The Legal Ombudsman is the independent complaints body for service complaints about Barristers. It has time limits in which a complaint must be raised with it. The time limits are:
- Six years from the date of the act/omission
- Three years from the date that the complainant should reasonably have known there were grounds for complaint (if the act/omission took place before the 6 October 2010 or was more than six years ago)
- Within six months of the complainant receiving a final response from their Barrister.
The Ombudsman can extend the time limit in exceptional circumstances. Chambers must therefore have regard to that timeframe when deciding whether they are able to investigate your complaint.
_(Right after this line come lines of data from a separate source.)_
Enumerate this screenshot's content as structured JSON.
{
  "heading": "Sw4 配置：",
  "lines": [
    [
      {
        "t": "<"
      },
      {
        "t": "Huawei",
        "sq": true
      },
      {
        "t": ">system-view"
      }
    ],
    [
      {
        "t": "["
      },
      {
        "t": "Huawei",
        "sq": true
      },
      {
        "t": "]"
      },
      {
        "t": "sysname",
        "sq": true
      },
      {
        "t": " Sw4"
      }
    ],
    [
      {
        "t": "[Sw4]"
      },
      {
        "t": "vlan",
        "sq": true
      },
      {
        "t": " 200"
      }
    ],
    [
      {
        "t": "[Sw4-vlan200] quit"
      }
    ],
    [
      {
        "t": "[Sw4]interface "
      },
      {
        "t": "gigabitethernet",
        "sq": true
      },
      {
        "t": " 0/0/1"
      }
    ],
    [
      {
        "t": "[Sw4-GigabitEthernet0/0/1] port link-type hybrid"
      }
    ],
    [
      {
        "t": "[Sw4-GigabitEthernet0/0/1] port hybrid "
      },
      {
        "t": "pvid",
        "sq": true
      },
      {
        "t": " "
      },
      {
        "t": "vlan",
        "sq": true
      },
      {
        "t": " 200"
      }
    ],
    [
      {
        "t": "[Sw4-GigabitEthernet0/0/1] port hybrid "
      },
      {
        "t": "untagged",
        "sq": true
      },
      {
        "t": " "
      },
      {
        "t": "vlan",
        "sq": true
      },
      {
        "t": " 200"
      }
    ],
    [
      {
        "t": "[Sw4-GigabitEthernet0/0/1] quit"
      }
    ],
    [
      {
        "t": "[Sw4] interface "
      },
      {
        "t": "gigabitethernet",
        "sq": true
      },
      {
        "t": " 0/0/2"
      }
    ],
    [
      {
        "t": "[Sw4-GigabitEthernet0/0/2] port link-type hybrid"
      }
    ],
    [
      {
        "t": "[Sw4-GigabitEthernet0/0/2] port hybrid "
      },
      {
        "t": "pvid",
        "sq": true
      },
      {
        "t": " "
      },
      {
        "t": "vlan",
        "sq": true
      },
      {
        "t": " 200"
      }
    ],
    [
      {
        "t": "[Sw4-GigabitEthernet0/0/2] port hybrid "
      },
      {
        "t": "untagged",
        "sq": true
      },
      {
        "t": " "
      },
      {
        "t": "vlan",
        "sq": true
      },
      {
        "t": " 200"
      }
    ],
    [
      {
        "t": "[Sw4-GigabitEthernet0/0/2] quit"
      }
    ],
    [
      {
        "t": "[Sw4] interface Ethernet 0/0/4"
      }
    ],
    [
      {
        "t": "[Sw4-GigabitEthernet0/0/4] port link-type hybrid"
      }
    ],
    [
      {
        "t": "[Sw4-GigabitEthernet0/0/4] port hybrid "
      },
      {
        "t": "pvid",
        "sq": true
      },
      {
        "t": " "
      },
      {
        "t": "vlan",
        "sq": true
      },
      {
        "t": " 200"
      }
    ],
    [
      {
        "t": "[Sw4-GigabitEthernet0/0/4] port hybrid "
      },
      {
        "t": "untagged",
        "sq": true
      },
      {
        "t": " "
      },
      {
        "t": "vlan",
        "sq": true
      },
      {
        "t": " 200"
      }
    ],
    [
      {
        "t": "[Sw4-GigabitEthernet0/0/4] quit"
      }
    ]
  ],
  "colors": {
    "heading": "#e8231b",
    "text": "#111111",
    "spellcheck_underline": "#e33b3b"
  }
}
Chambers will not therefore usually deal with complaints that fall outside of the Legal Ombudsman’s time limits.
Any complaint should be made in writing.
Please give the following details:
- Your name and address (and email address if you have one)
- Which member(s) of Chambers you are complaining about
- The detail of the complaint
- What you suggest as an acceptable resolution to your complaint.
Please address your letter to:
548–550 Elder House
We will, where possible, acknowledge receipt of your complaint within two days and provide you with details of how your complaint will be dealt with.
There are a number of ways in which your complaint may be dealt with:
- discussion over the telephone
- dealt with by correspondence
- discussion at a meeting between us
- the appointment of a mediator who will try to facilitate the resolution of your complaint
- the appointment of an arbitrator whose decision we both agree shall be binding.
If we decide to appoint an arbitrator, we both would need to agree how the arbitrator should approach his/her task and the limit of the compensation that can be awarded. The local Circuit will be approached and a Barrister will be appointed to arbitrate. However, neither of us may veto the person chosen. It is expected that the Circuit will choose someone who has considerable experience in the area that is the subject matter of the dispute.
Upon receipt of a written complaint the member of Chambers about whom you have complained will:
- reply in writing, normally within 48 hours, to acknowledge the complaint and inform you how they shall be dealing with it.
- reply within 14 days responding in full to your complaint. They will offer you the opportunity to meet with you if that is appropriate. If they find later that they are not going to be able to reply within 14 days they, will set a new date for their reply and inform you.
The reply will set out:
- the nature and scope of the investigation
- the members’ conclusion on each complaint including their basis for each conclusion; and
- if it is found that you are justified in your complaint, proposals for resolving the complaint.
If you indicate that you are not happy with the written response you may ask for mediation or arbitration or you may make a formal complaint to the Legal Ombudsman, the independent complaints handling body for complaints about lawyers. Please note that the Legal Ombudsman has a six-month time limit from the date of the act or omission about which you are complaining within which to make your complaint.
They can be contacted at:
PO Box 6806
Telephone number: 0300 555 0333
We will maintain confidentiality at all times and discuss your complaint only to the extent that is necessary for its resolution and to comply with requests for information from the Bar Standards Board discharging its auditing and monitoring functions.
We will retain all correspondence and other documents generated in the course of your complaint for a period of six years and we will review complaints at least once a year to ensure that we maintain good standards of service.